Are there any competitive technologies?

Well, what we've seen is that there are a few companies that are starting to delve into fluorescence on the basis of the data that they've seen from us over the past couple of years. Depending upon how broad our patent coverage is …

Have you filed?

We've filed and they are going back and forth and they allowed some claims and not others and the attorneys were fighting for more claims and … patent law is something I find [I am] completely unable to interpret. Some things get patented even when there's clear evidence of those things in the literature and then it happens that patents are turned down when it seems like a very novel technology. So I can't pretend to understand it. The AQUA has a very broad patent filed for using this technology for co-localization. If we get that then there won't be many people playing in the fluorescence space. If we don't get that then maybe other people will play in the space as well.

Where do the arrays fit into the system?

The arrays are a convenient platform for doing AQUA. The arrays are not cDNA arrays, they are tissue arrays — there are just 0.6 mm spots of tissue.

So what's next for this technology?

What's in the pipeline is that we've used this technology to look at response to therapy to drugs. And that's why a lot of pharmaceutical companies are interested because it looks like we'll be able to use this technology to make companion diagnostics that wouldn't work in any other way. In fact, even for some of the current drugs that are out there, there may be a desire to use this technology instead of some of the current technologies. So one could envision the brown stain in pathology labs for any companion diagnostic where a drug is going to be prescribed on the basis of the presence or the amount of protein expression, like Herceptin or tamoxifen and estrogen receptor.

With the current technology for the HercepTest, you may be able to predict 40 percent responders.
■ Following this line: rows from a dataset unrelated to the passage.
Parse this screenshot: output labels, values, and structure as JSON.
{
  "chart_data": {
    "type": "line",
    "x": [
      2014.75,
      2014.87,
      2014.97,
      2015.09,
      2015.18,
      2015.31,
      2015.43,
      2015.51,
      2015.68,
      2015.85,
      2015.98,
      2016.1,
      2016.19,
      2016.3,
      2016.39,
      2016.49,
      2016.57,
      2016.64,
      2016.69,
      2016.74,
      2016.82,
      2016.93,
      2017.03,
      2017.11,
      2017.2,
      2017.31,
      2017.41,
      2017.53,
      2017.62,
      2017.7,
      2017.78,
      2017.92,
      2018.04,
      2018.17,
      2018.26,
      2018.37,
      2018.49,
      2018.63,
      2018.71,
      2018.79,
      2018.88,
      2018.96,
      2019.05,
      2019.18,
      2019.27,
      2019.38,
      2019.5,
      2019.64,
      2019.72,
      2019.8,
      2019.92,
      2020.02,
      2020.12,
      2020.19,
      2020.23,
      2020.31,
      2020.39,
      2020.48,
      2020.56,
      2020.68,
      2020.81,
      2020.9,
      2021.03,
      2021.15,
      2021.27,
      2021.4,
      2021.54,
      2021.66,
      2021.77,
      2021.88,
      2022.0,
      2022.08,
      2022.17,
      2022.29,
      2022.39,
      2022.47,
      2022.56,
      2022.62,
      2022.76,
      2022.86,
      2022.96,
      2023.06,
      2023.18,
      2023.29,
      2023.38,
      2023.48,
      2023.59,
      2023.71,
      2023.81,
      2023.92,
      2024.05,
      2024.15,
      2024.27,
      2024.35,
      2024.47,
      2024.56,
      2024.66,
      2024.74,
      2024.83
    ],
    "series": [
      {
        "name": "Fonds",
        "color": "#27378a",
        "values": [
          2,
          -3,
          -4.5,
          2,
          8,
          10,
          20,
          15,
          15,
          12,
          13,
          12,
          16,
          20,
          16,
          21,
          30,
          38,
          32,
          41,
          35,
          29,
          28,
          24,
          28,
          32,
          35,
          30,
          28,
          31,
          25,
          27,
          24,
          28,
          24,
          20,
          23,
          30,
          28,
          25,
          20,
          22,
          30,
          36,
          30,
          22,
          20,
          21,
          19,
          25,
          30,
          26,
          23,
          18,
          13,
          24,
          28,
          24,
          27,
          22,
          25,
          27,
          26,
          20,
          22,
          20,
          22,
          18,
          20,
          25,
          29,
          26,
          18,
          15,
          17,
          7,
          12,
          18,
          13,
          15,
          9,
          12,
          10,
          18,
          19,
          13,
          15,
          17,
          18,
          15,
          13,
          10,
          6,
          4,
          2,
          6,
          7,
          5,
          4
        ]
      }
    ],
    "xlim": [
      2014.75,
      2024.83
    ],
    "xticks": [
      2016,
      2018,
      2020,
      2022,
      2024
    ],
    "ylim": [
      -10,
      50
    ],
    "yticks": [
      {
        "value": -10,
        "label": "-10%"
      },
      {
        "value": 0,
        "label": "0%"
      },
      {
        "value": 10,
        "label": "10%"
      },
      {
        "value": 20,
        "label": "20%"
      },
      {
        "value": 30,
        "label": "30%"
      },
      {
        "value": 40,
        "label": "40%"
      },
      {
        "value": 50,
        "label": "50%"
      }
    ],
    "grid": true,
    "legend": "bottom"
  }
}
Well if this technology was applied you may be able to predict maybe 60 or 70 percent responders. And so the oncologists who are prescribing these drugs may be the driving forces behind the introduction of this test to the market. What is on the horizon is that HistoRx is in the process of making a second-generation box that would be placed into the pathologists' labs so that they would do the analysis themselves. They would just need the reagents. They would be able to put the reagents on their slide and then put it into the HistoRx box and then they could read some of these current tests or future tests.